Si le dispositif Dutreil ne constitue pas le seul outil pour optimiser la transmission de son patrimoine, il ne doit pas être négligé par le chef d’entreprise désireux de passer la main. La prévoyance est une qualité dans la vie courante, en fiscalité cela peut en plus, rapporter gros. La magie fiscale du Dutreil ne s’arrête pas là puisque le pacte Dutreil présente aussi un avantage en matière d’ISF. En effet, les parts ou actions de sociétés faisant l’objet d’un engagement de conservation de six ans bénéficient d’une exonération de 75%[16].
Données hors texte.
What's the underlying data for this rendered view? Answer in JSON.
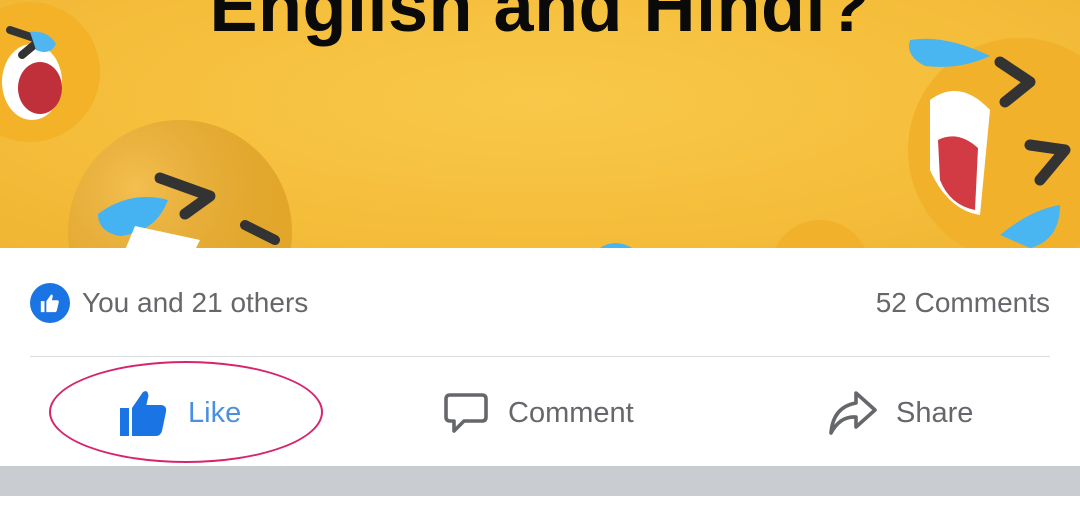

Si le dispositif Dutreil-Transmission doit être connu par les dirigeants et constitue une véritable éclaircie dans le ciel de la fiscalité française, il n’est pas possible de passer outre des considérations psychologiques, familiales et la volonté d’un patron.

Le schéma de 787 B doit donc être la cerise mais ne doit, en aucun cas entraîner une transmission qui serait contre-nature. Il doit donc s’inscrire dans une démarche globale et mûrement réfléchie.

Conseiller des familles et expert en droit du patrimoine, il appartient au notaire de jauger ces aspects pour aiguiller au mieux les dirigeants des pivots de l’économie française…

 

 Pierre-Alexandre Courtois

M2 Droit Notarial (Paris-Dauphine)

M2 Gestion de Patrimoine (Lyon 3)

M2 Droit civil et D.U de droit fiscal approfondi (Clermont)

 

 

[1] P. JULIEN SAINT-AMAND, Engagement Dutreil-Transmission, JCl. Ingénierie du patrimoine, Fasc. 2350, 2009.

[2] Entretien accordé par R.DUTREIL au magazine décideur le 1er décembre 2015.

[3] H.PICHARD, B.PICHARD, Le Family Buy Out : une technique innovante, JCP E n°16, 1534, avril 2008.

[4] Exploitées sous la forme d’entreprises individuelles ou de sociétés.

[5] F.DOUET, Imbroglio fiscal autour de la notion de location meublée, JCP N n°5, Avril 2015.

[6] P.CENAC, V.BARBAGLIA-RESAL, E.LAPORTE, La location meublée, LexisNexis, 2012.

[7] Note annexée aux avis CADF 2015-07 à 09 du 6 novembre 2015.

[8] S.PEZARD, Cumul des dispositifs de faveur : La forêt est-elle une oasis fiscale ?, JCP n°4, 1047, Janvier 2016.

[9] L’intérêt du pacte est ici particulièrement grand puisque le barème des droits de mutation entre parents au-delà du 4e degré ou entre non-parents retient un taux de 60%.

[10] On supposera dans l’exemple que l’abattement de 100 000 euros prévu par l’article 779 I du CGI est intégralement disponible au jour de la donation.

[11] 125 000 x 0,2 – 1806.

[12] Il avait déjà été rallongé en juillet 2011, passant de 6 à 10 ans.

[13] Selon Géraud BOUDOU (Ingénieur patrimonial banque privée au groupe Crédit du Nord et ancien avocat), « en cas de démembrement de propriété: l’usufruitier et le nu-propriétaire peuvent s’engager concomitamment. Lors de la réunion de l’usufruit et de la nue-propriété, l’antériorité de l’engagement collectif sera conservé ».

[14] CGI, Art. 1727.

[15] Dans les proportions précédemment évoquées (20% pour les sociétés cotées et 34% pour les sociétés non cotées)

[16] Voir sur ce point : F.DOUET, Précis de droit fiscal de la Famille, LexisNexis, 14e édition, 2015, n°1906, p.571.